There's two (ultimately related) answers.
For the first answer, just forget about $\hbar$ (but say $c=1$), we are doing a classical relativistic field theory.
The first is that you can consider the field profile around a static, spherically symmetric source of mass $M$ (you need to add a coupling to the action of the form $g\, \phi J$, where $J$ is an external source, to do this).
So we write the static spherically symmetric source as
$$ J=J_0 \delta^3(r) .$$
(if you don't like delta functions you can make it a top hat or a shell and you will find the same conclusions below, this kind of manipulation should be familiar from E/M classes)
You can work out the equations of motion for $\phi$, you will find
$$\nabla^2\phi + m^2 \phi = g J_0 \delta^3(r).$$
This looks exactly like Poisson's equation, except with this extra $m^2$ term (which I haven't called a mass yet). If you solve it (say using green's functions, or you could just make an explicit ansatz) you will find the solution is
$$\phi = g J_0 \frac{e^{-m r}}{4\pi r} .$$
This is the famous yukawa potential with mass $m$. It describes a force with a range $m^{-1}$, which you may have heard before is the smoking gun for force carrying particle having mass (the weak interactions are so weak at human distances because $m$ is so big)
Now at this point you are still justified in asking why we are calling this quantity $m$, which in the classical analysis above is just an inverse length, a mass.
The second answer addresses this more directly. It comes when we quantize the theory. This is discussed in great detail in many qft textbooks, but the gist is relatively simple. At this point I will say $\hbar=1$, if you really want to keep track of the $\hbar$ dependence you can get it back by dimensional analysis.
If you take the equations of motion for the above system without the source (note we are no longer working with static systems):
$$-\partial_t^2\phi + \nabla^2 \phi + m^2 \phi = 0.$$
and go to fourier space
$$\tilde{\phi}(\vec{k},t)\equiv\int\frac{d^3 k}{(2\pi)^3}e^{i\vec{k}\cdot\vec{x}}\phi({\vec{x},t})$$
then you will find the equations of motion are
$$-\partial_t^2 \tilde{\phi} +\vec{k}^2\tilde{\phi} + m^2\tilde{\phi}=0$$
This is just a set of harmonic oscillators, labeled by $\vec{k}$ with frequency
$$\omega^2=\vec{k}^2+m^2$$
We can think of $\tilde{\phi}(\vec{k},t)$ for a single value of $k$ as being a single quantum variable obeying a harmonic oscillator equation, so there when we quantize these variables we will have one wave function for each value of $\vec{k}$, each of which obeys a schrodinger equation for a harmonic oscillator with the above frequency.
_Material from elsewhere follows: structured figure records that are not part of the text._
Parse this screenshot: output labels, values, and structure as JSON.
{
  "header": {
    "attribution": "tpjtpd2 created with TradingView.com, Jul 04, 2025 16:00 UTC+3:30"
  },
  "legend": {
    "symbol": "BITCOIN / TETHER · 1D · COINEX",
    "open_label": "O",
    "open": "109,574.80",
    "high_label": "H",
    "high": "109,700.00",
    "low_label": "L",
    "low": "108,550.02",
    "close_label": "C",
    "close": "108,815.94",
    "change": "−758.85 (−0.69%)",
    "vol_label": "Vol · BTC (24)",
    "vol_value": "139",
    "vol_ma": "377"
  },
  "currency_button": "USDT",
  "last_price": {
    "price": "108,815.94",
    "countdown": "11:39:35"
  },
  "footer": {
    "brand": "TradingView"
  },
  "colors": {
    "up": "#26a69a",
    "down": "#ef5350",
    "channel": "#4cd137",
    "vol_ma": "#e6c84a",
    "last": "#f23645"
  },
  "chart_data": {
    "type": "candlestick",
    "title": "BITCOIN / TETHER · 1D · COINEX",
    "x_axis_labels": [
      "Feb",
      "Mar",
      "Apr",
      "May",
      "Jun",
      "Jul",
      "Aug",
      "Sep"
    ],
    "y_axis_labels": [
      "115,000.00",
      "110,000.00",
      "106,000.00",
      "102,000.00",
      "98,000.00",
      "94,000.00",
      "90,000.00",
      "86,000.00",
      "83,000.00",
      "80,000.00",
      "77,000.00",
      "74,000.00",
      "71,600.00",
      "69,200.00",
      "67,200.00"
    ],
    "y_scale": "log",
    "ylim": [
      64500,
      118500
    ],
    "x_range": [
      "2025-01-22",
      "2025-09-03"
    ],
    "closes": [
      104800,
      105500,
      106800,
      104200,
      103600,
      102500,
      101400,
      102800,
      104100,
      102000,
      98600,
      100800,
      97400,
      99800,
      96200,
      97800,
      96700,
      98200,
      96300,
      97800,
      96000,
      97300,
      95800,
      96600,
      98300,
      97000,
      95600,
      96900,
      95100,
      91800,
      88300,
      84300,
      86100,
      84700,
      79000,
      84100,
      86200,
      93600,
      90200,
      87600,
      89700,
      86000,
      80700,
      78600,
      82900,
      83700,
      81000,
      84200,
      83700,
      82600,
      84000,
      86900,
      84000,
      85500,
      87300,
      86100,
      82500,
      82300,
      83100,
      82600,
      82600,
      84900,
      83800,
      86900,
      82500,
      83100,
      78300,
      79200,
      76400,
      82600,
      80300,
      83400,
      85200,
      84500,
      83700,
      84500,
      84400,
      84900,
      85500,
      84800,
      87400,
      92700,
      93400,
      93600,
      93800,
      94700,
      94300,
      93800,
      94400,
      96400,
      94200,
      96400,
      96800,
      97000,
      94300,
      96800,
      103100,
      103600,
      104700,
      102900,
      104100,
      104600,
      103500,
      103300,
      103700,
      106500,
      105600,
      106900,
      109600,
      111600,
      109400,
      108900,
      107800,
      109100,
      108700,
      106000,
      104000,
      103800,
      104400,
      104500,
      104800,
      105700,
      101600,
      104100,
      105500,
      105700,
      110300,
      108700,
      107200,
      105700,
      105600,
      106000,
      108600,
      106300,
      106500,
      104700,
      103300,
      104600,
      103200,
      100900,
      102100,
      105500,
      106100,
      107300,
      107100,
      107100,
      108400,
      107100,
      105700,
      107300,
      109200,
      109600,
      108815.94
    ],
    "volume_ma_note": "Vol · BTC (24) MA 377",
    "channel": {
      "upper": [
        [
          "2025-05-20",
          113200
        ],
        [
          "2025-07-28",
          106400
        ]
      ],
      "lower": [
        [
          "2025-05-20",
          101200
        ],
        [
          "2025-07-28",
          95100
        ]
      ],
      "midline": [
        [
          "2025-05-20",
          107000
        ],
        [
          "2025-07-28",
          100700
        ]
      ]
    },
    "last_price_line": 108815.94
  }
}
Each harmonic oscillator will be quantized and have discrete energy levels. These energy levels are what we call 'particles'. The idea is that for a given momentum, the field $\phi$ can only have certain values of energy, and the interpretation is that these quantized wiggles in $\phi$, or in other words discrete packets of energy, are particles.
Now we remember we are doing quantum mechanics, and we are supposed to identify frequency with energy and momentum with wavelength, using
$$E=\omega,\quad \vec{p}=\vec{k}.$$
So we are describing a system with a relationship between energy and momentum given by
$$E^2=\vec{p}^2+m^2.$$
This is einstein's famous formula, and now we see that the parameter $m$ appears in exactly the place the mass of a particle would appear. It is the energy that a particle has when it has $0$ momentum. So we identify the particle like excitations we discovered above with particles of mass $m$.
However I emphasize that there are many, many, many other treatments of this and other ways of looking at it.
A good question would be, what does a particle mean if you don't have a free theory and don't get a harmonic oscillator equation above?